# Store Large Object in DynamoDB


## Overview

When storing large binary data in DynamoDB, AWS recommends saving the data in S3 and only keeping the S3 URI in DynamoDB. However, implementing this correctly can be challenging. This article will demonstrate the best practices for this pattern and provide code examples using the [pynamodb_mate](https://github.com/MacHu-GWU/pynamodb_mate-project) library to implement this pattern.
 

## Data Consistency across DynamoDB and S3

The AWS official documentation "[Best practices for storing large items and attributes](https://docs.aws.amazon.com/amazondynamodb/latest/developerguide/bp-use-s3-too.html)" explicitly states that AWS cannot guarantee dual-write consistency between DynamoDB and S3. This article focuses on addressing this issue.

Firstly, **we need to determine the order of write operations to DynamoDB and S3**. Can they be performed simultaneously?
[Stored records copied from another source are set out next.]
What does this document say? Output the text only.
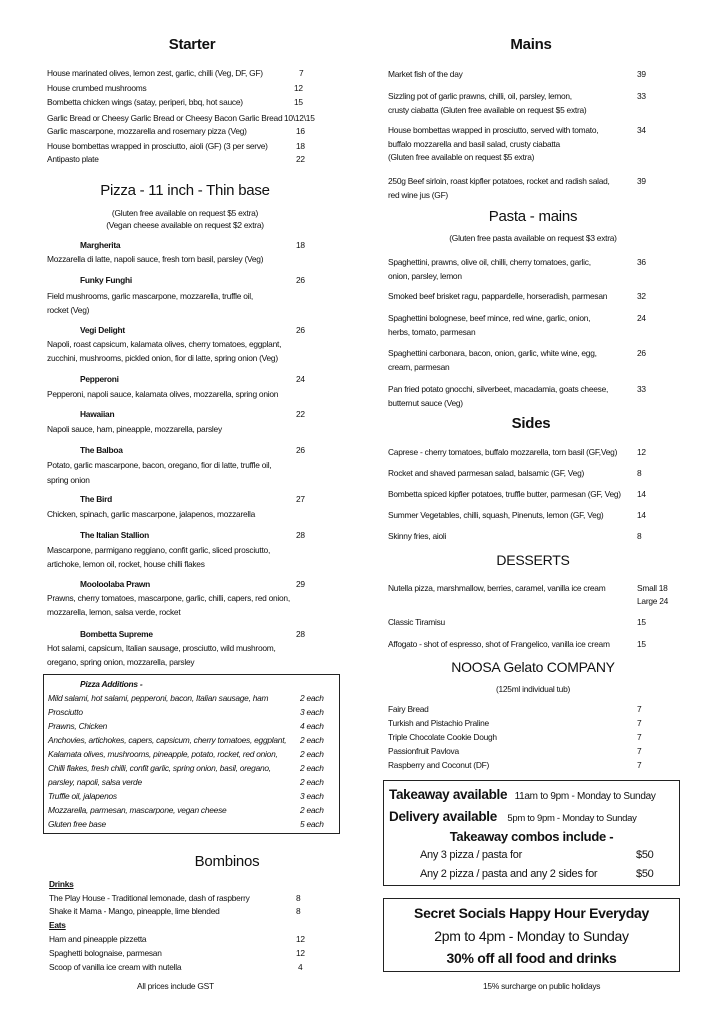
Starter
House marinated olives, lemon zest, garlic, chilli (Veg, DF, GF)	7
House crumbed mushrooms	12
Bombetta chicken wings (satay, periperi, bbq, hot sauce)	15
Garlic Bread or Cheesy Garlic Bread or Cheesy Bacon Garlic Bread 10\12\15
Garlic mascarpone, mozzarella and rosemary pizza (Veg)	16
House bombettas wrapped in prosciutto, aioli (GF) (3 per serve)	18
Antipasto plate	22
Pizza - 11 inch - Thin base
(Gluten free available on request $5 extra)
(Vegan cheese available on request $2 extra)
Margherita	18
Mozzarella di latte, napoli sauce, fresh torn basil, parsley (Veg)
Funky Funghi	26
Field mushrooms, garlic mascarpone, mozzarella, truffle oil,
rocket (Veg)
Vegi Delight	26
Napoli, roast capsicum, kalamata olives, cherry tomatoes, eggplant,
zucchini, mushrooms, pickled onion, fior di latte, spring onion (Veg)
Pepperoni	24
Pepperoni, napoli sauce, kalamata olives, mozzarella, spring onion
Hawaiian	22
Napoli sauce, ham, pineapple, mozzarella, parsley
The Balboa	26
Potato, garlic mascarpone, bacon, oregano, fior di latte, truffle oil,
spring onion
The Bird	27
Chicken, spinach, garlic mascarpone, jalapenos, mozzarella
The Italian Stallion	28
Mascarpone, parmigano reggiano, confit garlic, sliced prosciutto,
artichoke, lemon oil, rocket, house chilli flakes
Mooloolaba Prawn	29
Prawns, cherry tomatoes, mascarpone, garlic, chilli, capers, red onion,
mozzarella, lemon, salsa verde, rocket
Bombetta Supreme	28
Hot salami, capsicum, Italian sausage, prosciutto, wild mushroom,
oregano, spring onion, mozzarella, parsley
Pizza Additions -
Mild salami, hot salami, pepperoni, bacon, Italian sausage, ham	2 each
Prosciutto	3 each
Prawns, Chicken	4 each
Anchovies, artichokes, capers, capsicum, cherry tomatoes, eggplant, 2 each
Kalamata olives, mushrooms, pineapple, potato, rocket, red onion,	2 each
Chilli flakes, fresh chilli, confit garlic, spring onion, basil, oregano,	2 each
parsley, napoli, salsa verde	2 each
Truffle oil, jalapenos	3 each
Mozzarella, parmesan, mascarpone, vegan cheese	2 each
Gluten free base	5 each
Bombinos
Drinks
The Play House - Traditional lemonade, dash of raspberry	8
Shake it Mama - Mango, pineapple, lime blended	8
Eats
Ham and pineapple pizzetta	12
Spaghetti bolognaise, parmesan	12
Scoop of vanilla ice cream with nutella	4
All prices include GST
Mains
Market fish of the day	39
Sizzling pot of garlic prawns, chilli, oil, parsley, lemon,
crusty ciabatta (Gluten free available on request $5 extra)
33
House bombettas wrapped in prosciutto, served with tomato,
buffalo mozzarella and basil salad, crusty ciabatta
(Gluten free available on request $5 extra)
34
250g Beef sirloin, roast kipfler potatoes, rocket and radish salad,
red wine jus (GF)
39
Pasta - mains
(Gluten free pasta available on request $3 extra)
Spaghettini, prawns, olive oil, chilli, cherry tomatoes, garlic,
onion, parsley, lemon
36
Smoked beef brisket ragu, pappardelle, horseradish, parmesan	32
Spaghettini bolognese, beef mince, red wine, garlic, onion,
herbs, tomato, parmesan
24
Spaghettini carbonara, bacon, onion, garlic, white wine, egg,
cream, parmesan
26
Pan fried potato gnocchi, silverbeet, macadamia, goats cheese,
butternut sauce (Veg)
33
Sides
Caprese - cherry tomatoes, buffalo mozzarella, torn basil (GF,Veg) 12
Rocket and shaved parmesan salad, balsamic (GF, Veg)	8
Bombetta spiced kipfler potatoes, truffle butter, parmesan (GF, Veg) 14
Summer Vegetables, chilli, squash, Pinenuts, lemon (GF, Veg)	14
Skinny fries, aioli	8
DESSERTS
Nutella pizza, marshmallow, berries, caramel, vanilla ice cream	Small 18
Large 24
Classic Tiramisu	15
Affogato - shot of espresso, shot of Frangelico, vanilla ice cream	15
NOOSA Gelato COMPANY
(125ml individual tub)
Fairy Bread	7
Turkish and Pistachio Praline	7
Triple Chocolate Cookie Dough	7
Passionfruit Pavlova	7
Raspberry and Coconut (DF)	7
15% surcharge on public holidays
Takeaway available 11am to 9pm - Monday to Sunday
Delivery available 5pm to 9pm - Monday to Sunday
Takeaway combos include -
Any 3 pizza / pasta for	$50
Any 2 pizza / pasta and any 2 sides for	$50
Secret Socials Happy Hour Everyday
2pm to 4pm - Monday to Sunday
30% off all food and drinks
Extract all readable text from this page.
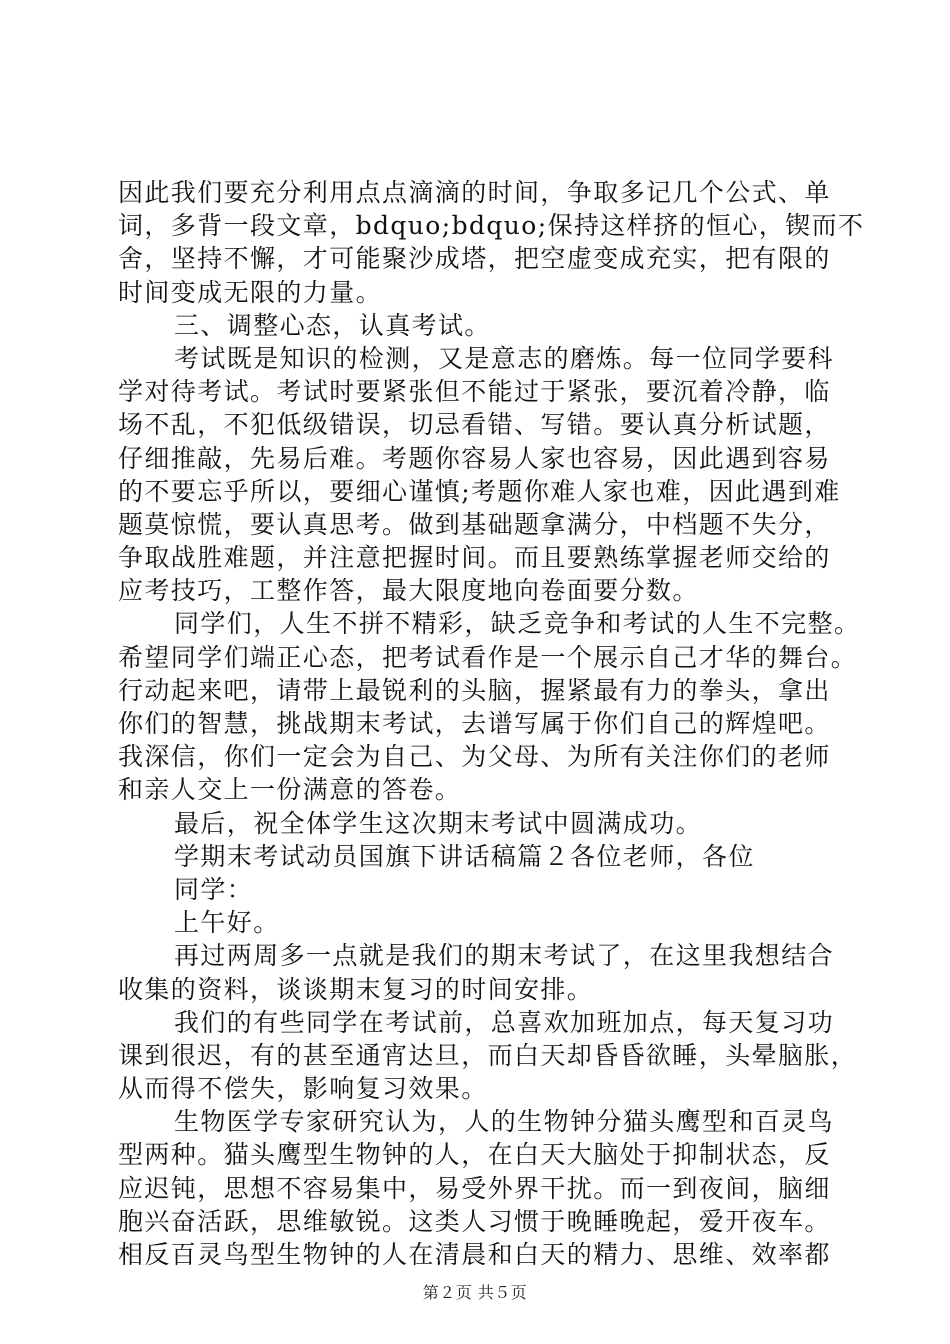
因此我们要充分利用点点滴滴的时间，争取多记几个公式、单
词，多背一段文章，bdquo;bdquo;保持这样挤的恒心，锲而不
舍，坚持不懈，才可能聚沙成塔，把空虚变成充实，把有限的
时间变成无限的力量。
三、调整心态，认真考试。
考试既是知识的检测，又是意志的磨炼。每一位同学要科
学对待考试。考试时要紧张但不能过于紧张，要沉着冷静，临
场不乱，不犯低级错误，切忌看错、写错。要认真分析试题，
仔细推敲，先易后难。考题你容易人家也容易，因此遇到容易
的不要忘乎所以，要细心谨慎;考题你难人家也难，因此遇到难
题莫惊慌，要认真思考。做到基础题拿满分，中档题不失分，
争取战胜难题，并注意把握时间。而且要熟练掌握老师交给的
应考技巧，工整作答，最大限度地向卷面要分数。
同学们，人生不拼不精彩，缺乏竞争和考试的人生不完整。
希望同学们端正心态，把考试看作是一个展示自己才华的舞台。
行动起来吧，请带上最锐利的头脑，握紧最有力的拳头，拿出
你们的智慧，挑战期末考试，去谱写属于你们自己的辉煌吧。
我深信，你们一定会为自己、为父母、为所有关注你们的老师
和亲人交上一份满意的答卷。
最后，祝全体学生这次期末考试中圆满成功。
学期末考试动员国旗下讲话稿篇２各位老师，各位
同学：
上午好。
再过两周多一点就是我们的期末考试了，在这里我想结合
收集的资料，谈谈期末复习的时间安排。
我们的有些同学在考试前，总喜欢加班加点，每天复习功
课到很迟，有的甚至通宵达旦，而白天却昏昏欲睡，头晕脑胀，
从而得不偿失，影响复习效果。
生物医学专家研究认为，人的生物钟分猫头鹰型和百灵鸟
型两种。猫头鹰型生物钟的人，在白天大脑处于抑制状态，反
应迟钝，思想不容易集中，易受外界干扰。而一到夜间，脑细
胞兴奋活跃，思维敏锐。这类人习惯于晚睡晚起，爱开夜车。
相反百灵鸟型生物钟的人在清晨和白天的精力、思维、效率都
第２页 共５页
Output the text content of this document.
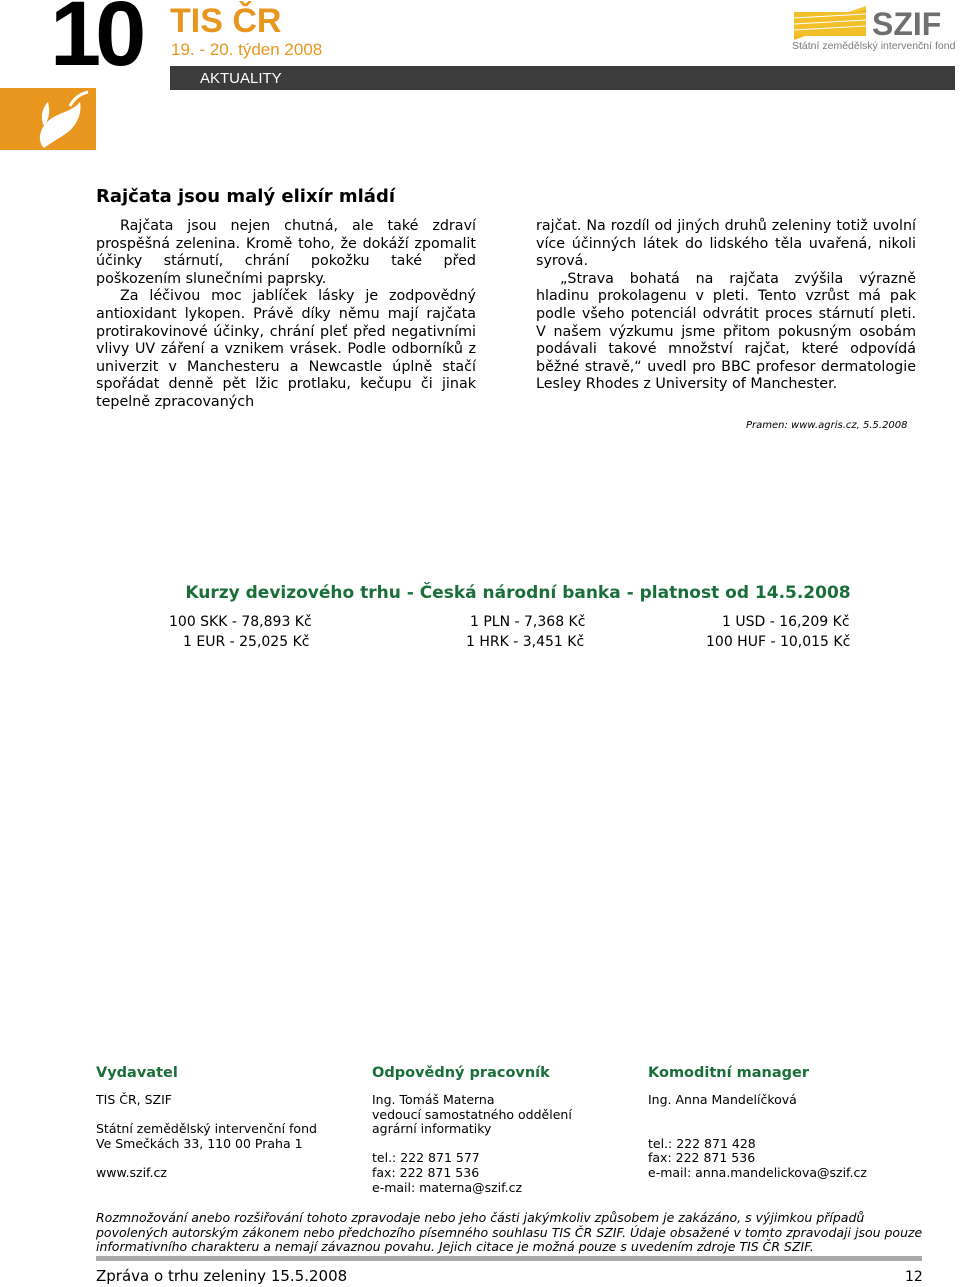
10 TIS ČR
19. - 20. týden 2008
SZIF
Státní zemědělský intervenční fond
AKTUALITY
Rajčata jsou malý elixír mládí

Rajčata jsou nejen chutná, ale také zdraví prospěšná zelenina. Kromě toho, že dokáží zpomalit účinky stárnutí, chrání pokožku také před poškozením slunečními paprsky.

Za léčivou moc jablíček lásky je zodpovědný antioxidant lykopen. Právě díky němu mají rajčata protirakovinové účinky, chrání pleť před negativními vlivy UV záření a vznikem vrásek. Podle odborníků z univerzit v Manchesteru a Newcastle úplně stačí spořádat denně pět lžic protlaku, kečupu či jinak tepelně zpracovaných

rajčat. Na rozdíl od jiných druhů zeleniny totiž uvolní více účinných látek do lidského těla uvařená, nikoli syrová.

„Strava bohatá na rajčata zvýšila výrazně hladinu prokolagenu v pleti. Tento vzrůst má pak podle všeho potenciál odvrátit proces stárnutí pleti. V našem výzkumu jsme přitom pokusným osobám podávali takové množství rajčat, které odpovídá běžné stravě,“ uvedl pro BBC profesor dermatologie Lesley Rhodes z University of Manchester.

Pramen: www.agris.cz, 5.5.2008
Kurzy devizového trhu - Česká národní banka - platnost od 14.5.2008
100 SKK - 78,893 Kč	1 PLN - 7,368 Kč	1 USD - 16,209 Kč
1 EUR - 25,025 Kč	1 HRK - 3,451 Kč	100 HUF - 10,015 Kč
Vydavatel
TIS ČR, SZIF
Státní zemědělský intervenční fond
Ve Smečkách 33, 110 00 Praha 1
www.szif.cz
Odpovědný pracovník
Ing. Tomáš Materna
vedoucí samostatného oddělení
agrární informatiky
tel.: 222 871 577
fax: 222 871 536
e-mail: materna@szif.cz
Komoditní manager
Ing. Anna Mandelíčková
tel.: 222 871 428
fax: 222 871 536
e-mail: anna.mandelickova@szif.cz
Rozmnožování anebo rozšiřování tohoto zpravodaje nebo jeho části jakýmkoliv způsobem je zakázáno, s výjimkou případů povolených autorským zákonem nebo předchozího písemného souhlasu TIS ČR SZIF. Údaje obsažené v tomto zpravodaji jsou pouze informativního charakteru a nemají závaznou povahu. Jejich citace je možná pouze s uvedením zdroje TIS ČR SZIF.
Zpráva o trhu zeleniny 15.5.2008	12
I believe that simultaneous writing can be ruled out. The latency of writing to S3 is significantly higher than writing to DynamoDB, making parallel execution less meaningful. Moreover, during an update operation, there might be other attributes that need to be updated alongside the binary attributes. For instance, the ``update_at`` attribute can reflect the modification time of the DynamoDB item. Logically, this ``update_at`` attribute should only be written to DynamoDB after all the S3 write operations are completed.
Let's discuss the two options for the write operations:

1. **Write to DynamoDB first**, then write to S3: This approach is not ideal. If the write operation to S3 fails after successfully writing to DynamoDB, which can be a lengthy process, dirty data may be read during this period. Additionally, if the S3 write fails, you need to roll back the DynamoDB data to its previous state, which is complex and error-prone.
2. **Write to S3 first, then write to DynamoDB**: This approach is better. When writing to S3, you can create a new object. If an error occurs while writing to DynamoDB later, you can do nothing without impacting data consistency. If the write to S3 fails, you can fail directly.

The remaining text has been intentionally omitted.